Shortly after Microsoft announced on Sunday that its offer to acquire TikTok in the United States, Canada, Australia, and New Zealand was rejected by TikTok’s parent company, ByteDance, Oracle confirmed on Monday that it won a deal to be a “trusted technology provider” of TikTok by managing TikTok’s cloud operations in the United States; the proposal was sent to the Treasury Department and requires the government’s approval.
As previously reported, earlier discussions were revolving around a full acquisition of TikTok’s US operations, but the proposed deal illustrates that the focus shifted to a partnership. The discussions and proposals came about after growing concerns about TikTok’s privacy and security arose. Specifically, in July, Senators pushed the Department of Justice (DOJ) to investigate TikTok over Chinese ties and their handling of data, claiming that it could pose a risk to Americans. Furthermore, the President signed an executive order in early August banning all “transactions” with TikTok and ByteDance and also requiring an American company to purchase TikTok’s US operations, citing national security concerns and pointing to concerns that the personal data of Americans would be shared with the Chinese government. There is a deadline of Sept. 20 to announce a plan for the sale of TikTok’s US operations or for the company to be banned by Sept. 29; the deal would have to be completed by November 12. TikTok recently sued the Trump administration over the ban.

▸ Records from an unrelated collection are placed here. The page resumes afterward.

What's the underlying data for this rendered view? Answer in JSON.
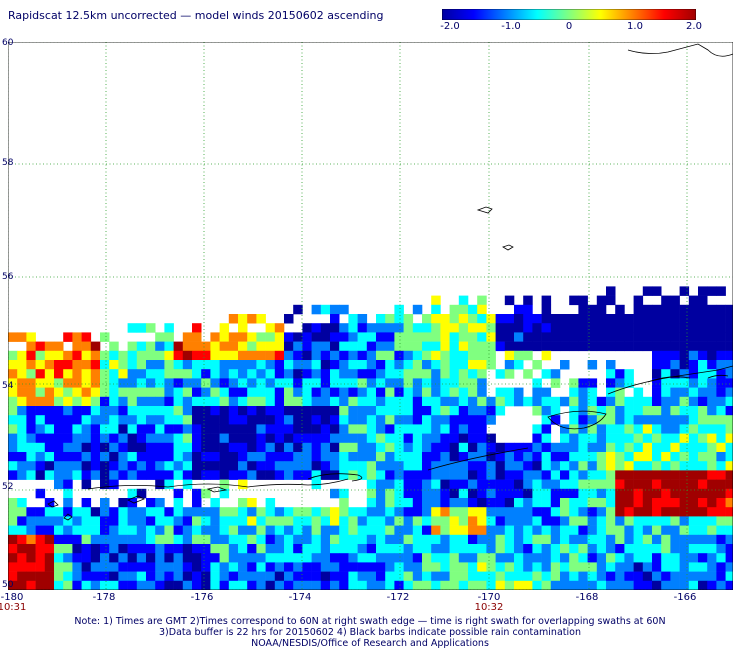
{
  "title": "Rapidscat 12.5km uncorrected — model winds 20150602 ascending",
  "colorbar": {
    "labels": [
      "-2.0",
      "-1.0",
      "0",
      "1.0",
      "2.0"
    ],
    "values": [
      -2.0,
      -1.0,
      0,
      1.0,
      2.0
    ],
    "colors": [
      "#0000a0",
      "#0000ff",
      "#0080ff",
      "#00ffff",
      "#80ff80",
      "#ffff00",
      "#ff8000",
      "#ff0000",
      "#a00000"
    ]
  },
  "map": {
    "lat_labels": [
      "50",
      "52",
      "54",
      "56",
      "58",
      "60"
    ],
    "lon_labels": [
      "-180",
      "-178",
      "-176",
      "-174",
      "-172",
      "-170",
      "-168",
      "-166"
    ],
    "lat_range": [
      50,
      60
    ],
    "lon_range": [
      -180,
      -165.2
    ],
    "grid": "dotted"
  },
  "times": [
    {
      "label": "10:31",
      "lon": -180
    },
    {
      "label": "10:32",
      "lon": -170
    }
  ],
  "notes": [
    "Note: 1) Times are GMT 2)Times correspond to 60N at right swath edge — time is right swath for overlapping swaths at 60N",
    "3)Data buffer is 22 hrs for 20150602 4) Black barbs indicate possible rain contamination",
    "NOAA/NESDIS/Office of Research and Applications"
  ]
}
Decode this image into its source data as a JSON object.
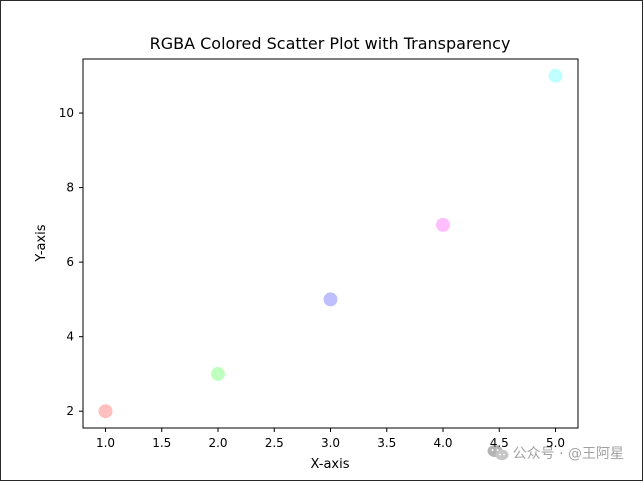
{
  "chart_data": {
    "type": "scatter",
    "title": "RGBA Colored Scatter Plot with Transparency",
    "xlabel": "X-axis",
    "ylabel": "Y-axis",
    "x": [
      1,
      2,
      3,
      4,
      5
    ],
    "y": [
      2,
      3,
      5,
      7,
      11
    ],
    "point_colors": [
      "#ff0000",
      "#00ff00",
      "#0000ff",
      "#ff00ff",
      "#00ffff"
    ],
    "point_alpha": 0.25,
    "xlim": [
      0.8,
      5.2
    ],
    "ylim": [
      1.55,
      11.45
    ],
    "xticks": [
      1.0,
      1.5,
      2.0,
      2.5,
      3.0,
      3.5,
      4.0,
      4.5,
      5.0
    ],
    "xtick_labels": [
      "1.0",
      "1.5",
      "2.0",
      "2.5",
      "3.0",
      "3.5",
      "4.0",
      "4.5",
      "5.0"
    ],
    "yticks": [
      2,
      4,
      6,
      8,
      10
    ],
    "ytick_labels": [
      "2",
      "4",
      "6",
      "8",
      "10"
    ],
    "grid": false,
    "legend": "none"
  },
  "watermark": {
    "icon": "wechat-icon",
    "text": "公众号 · @王阿星"
  }
}
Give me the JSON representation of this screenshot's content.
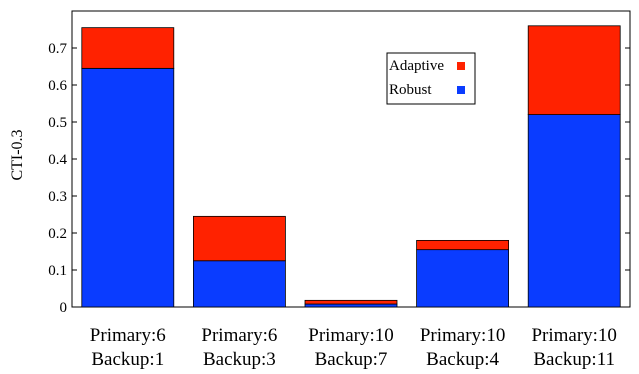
{
  "chart_data": {
    "type": "bar",
    "stacked": true,
    "categories": [
      [
        "Primary:6",
        "Backup:1"
      ],
      [
        "Primary:6",
        "Backup:3"
      ],
      [
        "Primary:10",
        "Backup:7"
      ],
      [
        "Primary:10",
        "Backup:4"
      ],
      [
        "Primary:10",
        "Backup:11"
      ]
    ],
    "series": [
      {
        "name": "Robust",
        "color": "#0a3cff",
        "values": [
          0.645,
          0.125,
          0.008,
          0.155,
          0.52
        ]
      },
      {
        "name": "Adaptive",
        "color": "#ff2200",
        "values": [
          0.11,
          0.12,
          0.01,
          0.025,
          0.24
        ]
      }
    ],
    "title": "",
    "xlabel": "",
    "ylabel": "CTI-0.3",
    "ylim": [
      0,
      0.8
    ],
    "yticks": [
      0,
      0.1,
      0.2,
      0.3,
      0.4,
      0.5,
      0.6,
      0.7
    ],
    "ytick_labels": [
      "0",
      "0.1",
      "0.2",
      "0.3",
      "0.4",
      "0.5",
      "0.6",
      "0.7"
    ],
    "legend": {
      "placement": "top-center-right",
      "entries": [
        "Adaptive",
        "Robust"
      ]
    },
    "grid": false
  }
}
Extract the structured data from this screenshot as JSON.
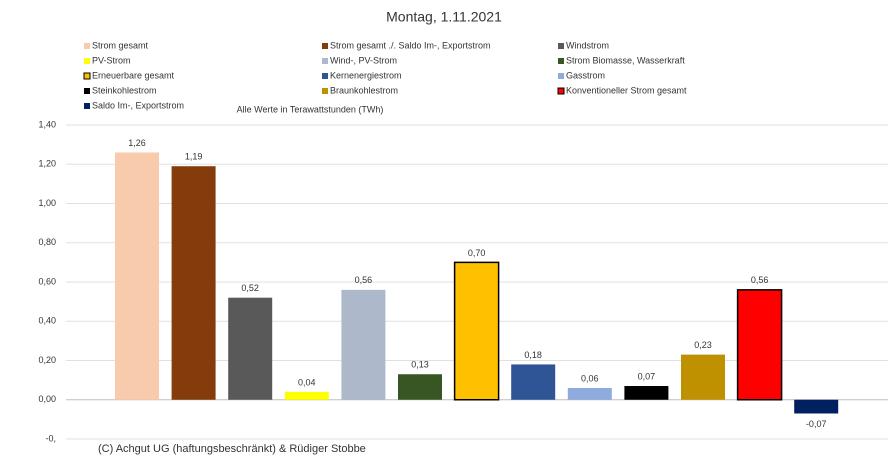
{
  "chart_data": {
    "type": "bar",
    "title": "Montag, 1.11.2021",
    "subtitle": "Alle Werte in Terawattstunden (TWh)",
    "footer": "(C) Achgut UG (haftungsbeschränkt) & Rüdiger Stobbe",
    "ylim": [
      -0.2,
      1.4
    ],
    "yticks": [
      {
        "value": -0.2,
        "label": "-0,"
      },
      {
        "value": 0,
        "label": "0,00"
      },
      {
        "value": 0.2,
        "label": "0,20"
      },
      {
        "value": 0.4,
        "label": "0,40"
      },
      {
        "value": 0.6,
        "label": "0,60"
      },
      {
        "value": 0.8,
        "label": "0,80"
      },
      {
        "value": 1.0,
        "label": "1,00"
      },
      {
        "value": 1.2,
        "label": "1,20"
      },
      {
        "value": 1.4,
        "label": "1,40"
      }
    ],
    "grid": true,
    "series": [
      {
        "name": "Strom gesamt",
        "color": "#f8cbad",
        "values": [
          1.26
        ],
        "value_labels": [
          "1,26"
        ]
      },
      {
        "name": "Strom gesamt ./. Saldo Im-, Exportstrom",
        "color": "#843c0c",
        "values": [
          1.19
        ],
        "value_labels": [
          "1,19"
        ]
      },
      {
        "name": "Windstrom",
        "color": "#595959",
        "values": [
          0.52
        ],
        "value_labels": [
          "0,52"
        ]
      },
      {
        "name": "PV-Strom",
        "color": "#ffff00",
        "values": [
          0.04
        ],
        "value_labels": [
          "0,04"
        ]
      },
      {
        "name": "Wind-, PV-Strom",
        "color": "#adb9ca",
        "values": [
          0.56
        ],
        "value_labels": [
          "0,56"
        ]
      },
      {
        "name": "Strom Biomasse, Wasserkraft",
        "color": "#375623",
        "values": [
          0.13
        ],
        "value_labels": [
          "0,13"
        ]
      },
      {
        "name": "Erneuerbare gesamt",
        "color": "#ffc000",
        "edgecolor": "#000000",
        "values": [
          0.7
        ],
        "value_labels": [
          "0,70"
        ]
      },
      {
        "name": "Kernenergiestrom",
        "color": "#2f5597",
        "values": [
          0.18
        ],
        "value_labels": [
          "0,18"
        ]
      },
      {
        "name": "Gasstrom",
        "color": "#8faadc",
        "values": [
          0.06
        ],
        "value_labels": [
          "0,06"
        ]
      },
      {
        "name": "Steinkohlestrom",
        "color": "#000000",
        "values": [
          0.07
        ],
        "value_labels": [
          "0,07"
        ]
      },
      {
        "name": "Braunkohlestrom",
        "color": "#bf9000",
        "values": [
          0.23
        ],
        "value_labels": [
          "0,23"
        ]
      },
      {
        "name": "Konventioneller Strom gesamt",
        "color": "#ff0000",
        "edgecolor": "#000000",
        "values": [
          0.56
        ],
        "value_labels": [
          "0,56"
        ]
      },
      {
        "name": "Saldo Im-, Exportstrom",
        "color": "#002060",
        "values": [
          -0.07
        ],
        "value_labels": [
          "-0,07"
        ]
      }
    ]
  }
}
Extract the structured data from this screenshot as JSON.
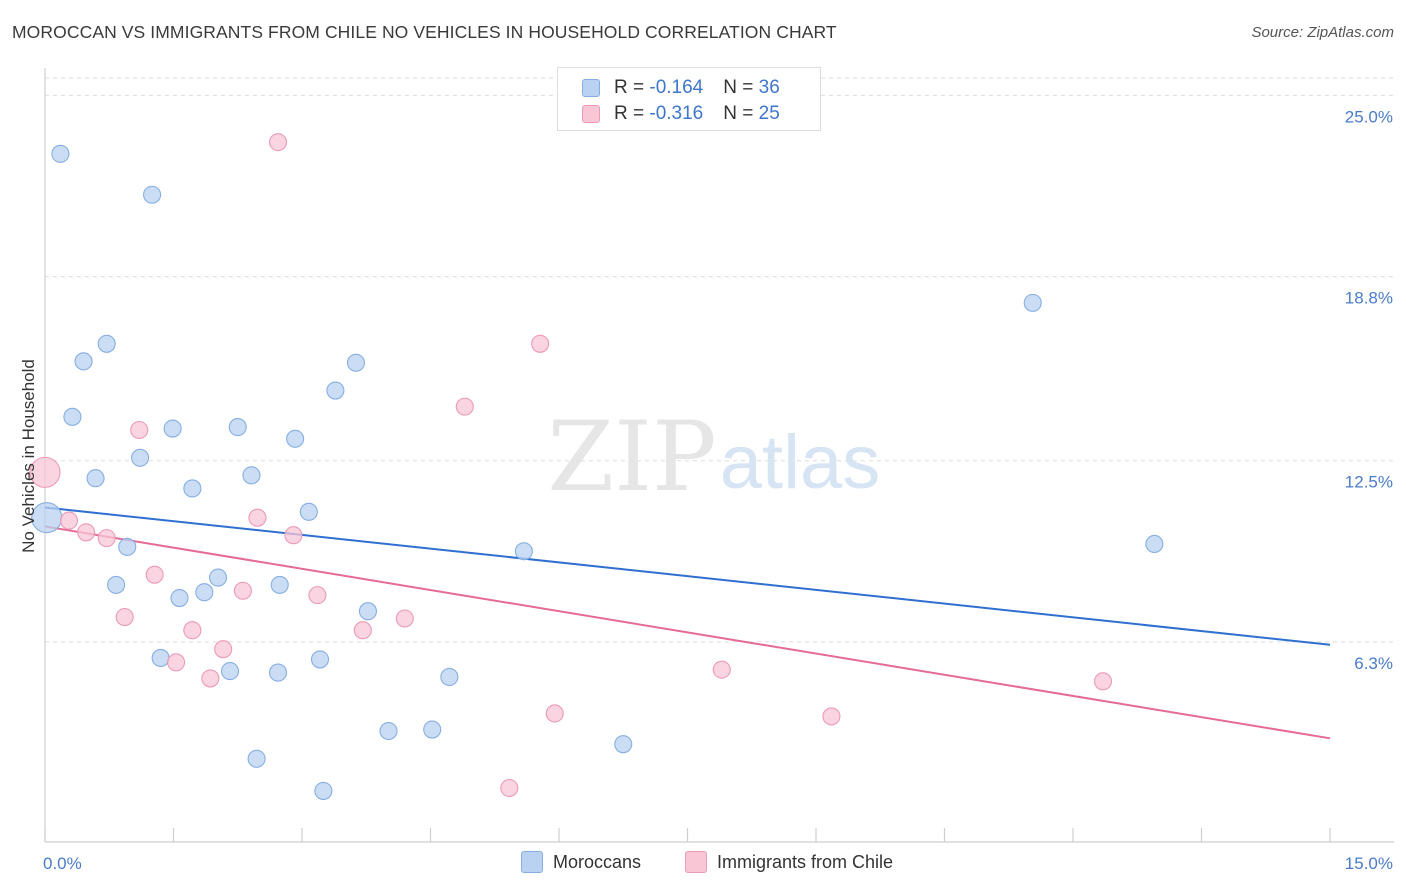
{
  "title": "MOROCCAN VS IMMIGRANTS FROM CHILE NO VEHICLES IN HOUSEHOLD CORRELATION CHART",
  "source": "Source: ZipAtlas.com",
  "watermark": {
    "zip": "ZIP",
    "atlas": "atlas"
  },
  "legend_top": [
    {
      "r_label": "R = ",
      "r_value": "-0.164",
      "n_label": "N = ",
      "n_value": "36",
      "color": "#a9c8f0"
    },
    {
      "r_label": "R = ",
      "r_value": "-0.316",
      "n_label": "N = ",
      "n_value": "25",
      "color": "#f5b8cb"
    }
  ],
  "legend_bottom": [
    {
      "label": "Moroccans",
      "color": "#a9c8f0"
    },
    {
      "label": "Immigrants from Chile",
      "color": "#f5b8cb"
    }
  ],
  "colors": {
    "blue_fill": "#b9d2f2",
    "blue_stroke": "#86aee3",
    "blue_line": "#2f6fd0",
    "pink_fill": "#f8c6d5",
    "pink_stroke": "#ee9ab5",
    "pink_line": "#e56a94",
    "axis_label": "#4a7cc9",
    "grid": "#dedede"
  },
  "chart_data": {
    "type": "scatter",
    "title": "MOROCCAN VS IMMIGRANTS FROM CHILE NO VEHICLES IN HOUSEHOLD CORRELATION CHART",
    "xlabel": "",
    "ylabel": "No Vehicles in Household",
    "xlim": [
      0,
      15
    ],
    "ylim": [
      0,
      25.8
    ],
    "x_tick_labels": [
      "0.0%",
      "15.0%"
    ],
    "y_ticks": [
      6.3,
      12.5,
      18.8,
      25.0
    ],
    "y_tick_labels": [
      "6.3%",
      "12.5%",
      "18.8%",
      "25.0%"
    ],
    "grid": true,
    "legend_position": "top-center",
    "series": [
      {
        "name": "Moroccans",
        "color": "#a9c8f0",
        "points": [
          {
            "x": 0.18,
            "y": 23.0
          },
          {
            "x": 1.25,
            "y": 21.6
          },
          {
            "x": 0.72,
            "y": 16.5
          },
          {
            "x": 0.45,
            "y": 15.9
          },
          {
            "x": 3.63,
            "y": 15.85
          },
          {
            "x": 3.39,
            "y": 14.9
          },
          {
            "x": 0.32,
            "y": 14.0
          },
          {
            "x": 1.49,
            "y": 13.6
          },
          {
            "x": 2.25,
            "y": 13.65
          },
          {
            "x": 2.92,
            "y": 13.25
          },
          {
            "x": 1.11,
            "y": 12.6
          },
          {
            "x": 0.59,
            "y": 11.9
          },
          {
            "x": 2.41,
            "y": 12.0
          },
          {
            "x": 1.72,
            "y": 11.55
          },
          {
            "x": 3.08,
            "y": 10.75
          },
          {
            "x": 0.02,
            "y": 10.55
          },
          {
            "x": 0.96,
            "y": 9.55
          },
          {
            "x": 5.59,
            "y": 9.4
          },
          {
            "x": 12.95,
            "y": 9.65
          },
          {
            "x": 11.53,
            "y": 17.9
          },
          {
            "x": 0.83,
            "y": 8.25
          },
          {
            "x": 2.02,
            "y": 8.5
          },
          {
            "x": 2.74,
            "y": 8.25
          },
          {
            "x": 1.57,
            "y": 7.8
          },
          {
            "x": 1.86,
            "y": 8.0
          },
          {
            "x": 3.77,
            "y": 7.35
          },
          {
            "x": 1.35,
            "y": 5.75
          },
          {
            "x": 2.16,
            "y": 5.3
          },
          {
            "x": 2.72,
            "y": 5.25
          },
          {
            "x": 3.21,
            "y": 5.7
          },
          {
            "x": 4.72,
            "y": 5.1
          },
          {
            "x": 4.01,
            "y": 3.25
          },
          {
            "x": 4.52,
            "y": 3.3
          },
          {
            "x": 6.75,
            "y": 2.8
          },
          {
            "x": 2.47,
            "y": 2.3
          },
          {
            "x": 3.25,
            "y": 1.2
          }
        ]
      },
      {
        "name": "Immigrants from Chile",
        "color": "#f5b8cb",
        "points": [
          {
            "x": 2.72,
            "y": 23.4
          },
          {
            "x": 5.78,
            "y": 16.5
          },
          {
            "x": 4.9,
            "y": 14.35
          },
          {
            "x": 1.1,
            "y": 13.55
          },
          {
            "x": 0.0,
            "y": 12.1
          },
          {
            "x": 0.28,
            "y": 10.45
          },
          {
            "x": 0.48,
            "y": 10.05
          },
          {
            "x": 0.72,
            "y": 9.85
          },
          {
            "x": 2.48,
            "y": 10.55
          },
          {
            "x": 2.9,
            "y": 9.95
          },
          {
            "x": 1.28,
            "y": 8.6
          },
          {
            "x": 2.31,
            "y": 8.05
          },
          {
            "x": 3.18,
            "y": 7.9
          },
          {
            "x": 0.93,
            "y": 7.15
          },
          {
            "x": 1.72,
            "y": 6.7
          },
          {
            "x": 3.71,
            "y": 6.7
          },
          {
            "x": 4.2,
            "y": 7.1
          },
          {
            "x": 2.08,
            "y": 6.05
          },
          {
            "x": 1.53,
            "y": 5.6
          },
          {
            "x": 1.93,
            "y": 5.05
          },
          {
            "x": 7.9,
            "y": 5.35
          },
          {
            "x": 12.35,
            "y": 4.95
          },
          {
            "x": 5.95,
            "y": 3.85
          },
          {
            "x": 9.18,
            "y": 3.75
          },
          {
            "x": 5.42,
            "y": 1.3
          }
        ]
      }
    ],
    "trendlines": [
      {
        "name": "Moroccans",
        "x": [
          0,
          15
        ],
        "y": [
          10.9,
          6.2
        ]
      },
      {
        "name": "Immigrants from Chile",
        "x": [
          0,
          15
        ],
        "y": [
          10.25,
          3.0
        ]
      }
    ]
  }
}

Secretary of the Treasury Steven Mnuchin told CNBC, “I will just say from our standpoint, we’ll need to make sure that the code is, one, secure, Americans’ data is secure, that the phones are secure and we’ll be looking to have discussion with Oracle over the next few days with our technical teams.”
“We can confirm that we’ve submitted a proposal to the Treasury Department which we believe would resolve the Administration’s security concerns,” TikTok said in a statement. “This proposal would enable us to continue supporting our community of 100 million people in the U.S. who love TikTok for connection and entertainment, as well as the hundreds of thousands of small business owners and creators who rely upon TikTok to grow their livelihoods and build meaningful careers.”
There are already critics of the proposal; former Facebook security chief Alex Stamos tweeted, “A deal where Oracle takes over hosting without source code and significant operational changes would not address any of the legitimate concerns about TikTok, and the White House accepting such a deal would demonstrate that this exercise was pure grift.”